Flagstaff Animal Control Officer John Kachemkwik dismissed Lamb’s complaint.
“That’s what leash laws are for,” he said. “As for housecats roaming at night, they’re on their own.”
LACK OF DEEP SNOW
The dry winter has disrupted the normal hunting pattern for wolves, who take advantage of deep snow to catch deer and elk.
Instead, say biologists, they appear to be drawn to the colder climate of the North Rim, which still has a snowpack.
Thorpe warned, however, that he has heard from a friend of his neighbor’s plumber that Mexican gray wolves are especially fond of chihuahuas and likely to linger in Flagstaff.
“Mabye someone posted it on Facebook,” Thorpe said when pressed for his source.

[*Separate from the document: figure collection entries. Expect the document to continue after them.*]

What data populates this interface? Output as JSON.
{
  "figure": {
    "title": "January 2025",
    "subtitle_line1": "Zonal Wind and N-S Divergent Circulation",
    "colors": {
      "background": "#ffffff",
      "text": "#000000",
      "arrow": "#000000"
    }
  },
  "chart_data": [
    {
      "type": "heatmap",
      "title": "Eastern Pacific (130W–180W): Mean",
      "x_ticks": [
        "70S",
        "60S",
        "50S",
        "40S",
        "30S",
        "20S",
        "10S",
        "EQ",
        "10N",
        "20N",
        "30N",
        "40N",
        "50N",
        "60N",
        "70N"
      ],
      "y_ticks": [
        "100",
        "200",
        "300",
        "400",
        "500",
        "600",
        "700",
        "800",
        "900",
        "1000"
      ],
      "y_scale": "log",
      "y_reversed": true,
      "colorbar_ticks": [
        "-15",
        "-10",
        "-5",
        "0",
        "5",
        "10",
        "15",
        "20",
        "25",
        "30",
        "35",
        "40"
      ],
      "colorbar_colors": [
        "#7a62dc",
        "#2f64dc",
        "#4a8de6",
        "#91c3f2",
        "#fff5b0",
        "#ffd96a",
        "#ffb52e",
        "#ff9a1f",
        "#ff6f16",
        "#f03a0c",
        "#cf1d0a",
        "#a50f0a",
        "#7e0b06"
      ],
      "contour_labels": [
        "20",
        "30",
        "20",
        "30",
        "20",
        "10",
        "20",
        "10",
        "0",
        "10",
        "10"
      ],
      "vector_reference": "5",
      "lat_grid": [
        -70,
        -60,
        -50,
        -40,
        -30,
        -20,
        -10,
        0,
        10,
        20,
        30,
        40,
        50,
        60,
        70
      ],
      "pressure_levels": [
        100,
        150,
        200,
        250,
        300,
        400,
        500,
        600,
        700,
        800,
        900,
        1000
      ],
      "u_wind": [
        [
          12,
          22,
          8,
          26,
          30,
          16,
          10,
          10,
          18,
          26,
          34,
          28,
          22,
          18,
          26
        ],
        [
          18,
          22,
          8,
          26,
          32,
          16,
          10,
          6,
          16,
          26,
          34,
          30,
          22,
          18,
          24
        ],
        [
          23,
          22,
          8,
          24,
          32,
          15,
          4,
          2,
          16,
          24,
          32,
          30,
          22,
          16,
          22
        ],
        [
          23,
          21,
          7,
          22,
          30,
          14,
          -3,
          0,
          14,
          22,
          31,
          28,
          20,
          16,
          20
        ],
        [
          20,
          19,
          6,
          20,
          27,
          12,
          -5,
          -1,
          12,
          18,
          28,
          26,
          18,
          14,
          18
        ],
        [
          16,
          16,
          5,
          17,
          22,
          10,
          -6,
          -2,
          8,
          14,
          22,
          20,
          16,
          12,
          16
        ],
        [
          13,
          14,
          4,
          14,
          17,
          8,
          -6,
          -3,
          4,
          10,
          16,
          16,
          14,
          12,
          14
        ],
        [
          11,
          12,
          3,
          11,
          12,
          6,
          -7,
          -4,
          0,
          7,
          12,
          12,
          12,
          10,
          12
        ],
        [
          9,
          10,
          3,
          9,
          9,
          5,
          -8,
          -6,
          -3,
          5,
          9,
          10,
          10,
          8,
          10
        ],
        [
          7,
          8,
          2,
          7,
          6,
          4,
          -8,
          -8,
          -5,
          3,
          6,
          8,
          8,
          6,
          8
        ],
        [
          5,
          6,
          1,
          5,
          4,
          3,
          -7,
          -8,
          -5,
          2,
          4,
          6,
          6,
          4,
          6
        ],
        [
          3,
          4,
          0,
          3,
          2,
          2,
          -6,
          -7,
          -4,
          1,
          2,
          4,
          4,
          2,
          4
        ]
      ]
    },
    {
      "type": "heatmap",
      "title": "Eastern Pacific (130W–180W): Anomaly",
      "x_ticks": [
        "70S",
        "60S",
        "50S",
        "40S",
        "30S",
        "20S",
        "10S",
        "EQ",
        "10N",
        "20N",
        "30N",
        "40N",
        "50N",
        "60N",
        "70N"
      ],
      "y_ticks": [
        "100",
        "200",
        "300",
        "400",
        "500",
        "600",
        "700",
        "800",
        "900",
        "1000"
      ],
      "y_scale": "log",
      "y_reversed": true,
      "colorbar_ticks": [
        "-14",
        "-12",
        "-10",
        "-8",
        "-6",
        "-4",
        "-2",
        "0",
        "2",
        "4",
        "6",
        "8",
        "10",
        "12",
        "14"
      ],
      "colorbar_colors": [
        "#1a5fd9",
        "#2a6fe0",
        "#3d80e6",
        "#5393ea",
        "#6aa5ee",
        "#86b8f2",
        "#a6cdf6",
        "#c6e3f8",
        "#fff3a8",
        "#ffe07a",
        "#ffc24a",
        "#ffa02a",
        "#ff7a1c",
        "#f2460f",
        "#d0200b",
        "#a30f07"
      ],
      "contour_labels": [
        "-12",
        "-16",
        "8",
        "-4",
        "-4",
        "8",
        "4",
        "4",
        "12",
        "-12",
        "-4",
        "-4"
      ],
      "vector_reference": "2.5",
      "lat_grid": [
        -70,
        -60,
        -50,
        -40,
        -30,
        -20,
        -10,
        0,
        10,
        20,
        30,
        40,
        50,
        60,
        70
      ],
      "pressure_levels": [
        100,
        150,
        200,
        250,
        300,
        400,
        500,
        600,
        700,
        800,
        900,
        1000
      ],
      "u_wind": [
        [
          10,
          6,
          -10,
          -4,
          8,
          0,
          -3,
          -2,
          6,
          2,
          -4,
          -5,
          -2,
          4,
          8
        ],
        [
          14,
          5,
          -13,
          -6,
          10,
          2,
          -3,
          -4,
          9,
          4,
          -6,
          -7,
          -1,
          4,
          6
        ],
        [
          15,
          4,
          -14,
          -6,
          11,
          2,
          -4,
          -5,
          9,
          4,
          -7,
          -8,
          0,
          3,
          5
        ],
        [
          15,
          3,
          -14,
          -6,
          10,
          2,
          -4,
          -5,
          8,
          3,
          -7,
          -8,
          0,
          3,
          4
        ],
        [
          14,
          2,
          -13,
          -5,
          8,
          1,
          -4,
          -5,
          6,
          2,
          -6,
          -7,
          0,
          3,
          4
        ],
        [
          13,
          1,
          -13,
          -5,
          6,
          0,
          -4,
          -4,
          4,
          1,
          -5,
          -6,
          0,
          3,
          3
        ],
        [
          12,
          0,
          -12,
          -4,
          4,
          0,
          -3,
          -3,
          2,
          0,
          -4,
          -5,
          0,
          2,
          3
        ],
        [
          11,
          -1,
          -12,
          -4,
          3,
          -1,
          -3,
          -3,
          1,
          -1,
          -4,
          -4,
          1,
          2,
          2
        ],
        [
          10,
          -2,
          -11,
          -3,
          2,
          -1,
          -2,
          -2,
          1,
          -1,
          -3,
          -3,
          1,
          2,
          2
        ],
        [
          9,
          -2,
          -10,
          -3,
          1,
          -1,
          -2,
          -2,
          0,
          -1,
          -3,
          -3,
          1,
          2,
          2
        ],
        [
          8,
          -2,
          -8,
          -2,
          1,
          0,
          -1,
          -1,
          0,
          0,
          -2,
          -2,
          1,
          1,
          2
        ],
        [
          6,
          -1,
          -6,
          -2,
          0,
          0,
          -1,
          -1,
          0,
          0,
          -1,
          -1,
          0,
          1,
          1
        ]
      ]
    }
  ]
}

Wolf advocates, however, said the sanctuary agreement meant the wolves had the equivalent of amnesty and could not be persecuted for their choice of prey.
“Wolves have the same rights to a varied diet as people do,” said Mandy Beach, a spokesperson for the Sierra Club’s Grand Canyon Chapter. “We need to be accommodating to all of God’s creatures,”
Thorpe, however, said he will introduce a bill to require the Flagstaff Unified School District to start building cages around bus stops to protect schoolchildren, similar to what other municipalities have done in New Mexico.
“I’d require the bus driver to be armed, too, except the council has declared school buses to be gun-free zones,” Thorpe said.
Shelly Wool, a spokesperson with Arizona Game and Fish, says her agency is not pleased, either. She said game wardens are examining ways to stop the wolves before they make it into the Flagstaff sanctuary zone.
One idea being floated is a corridor in which it would be legal to hunt the lobos. Wool said the wolves would be like sitting ducks if forced into the Pumphouse Wash Natural Area near Kachina Village, where the landscape could sandwich them between the interstate and neighborhoods.
“No agency has the right or moral authority to supersede Game and Fish when it comes to animal management,” Wool explained. “Besides, the wolves are competing with hunters for elk and deer, and that is costing us a lot of money in license tags.”
Beach, however, said the Sierra Club has already established a Sanctuary City Compensation Fund, which would pay pet owners as well as Game and Fish for any loss of dogs or game species, respectively.
“We’re not sure how they’re going to get across the Grand Canyon,” Beach added. “Maybe that tramway corridor down to the Confluence will be ready — by next April 1.”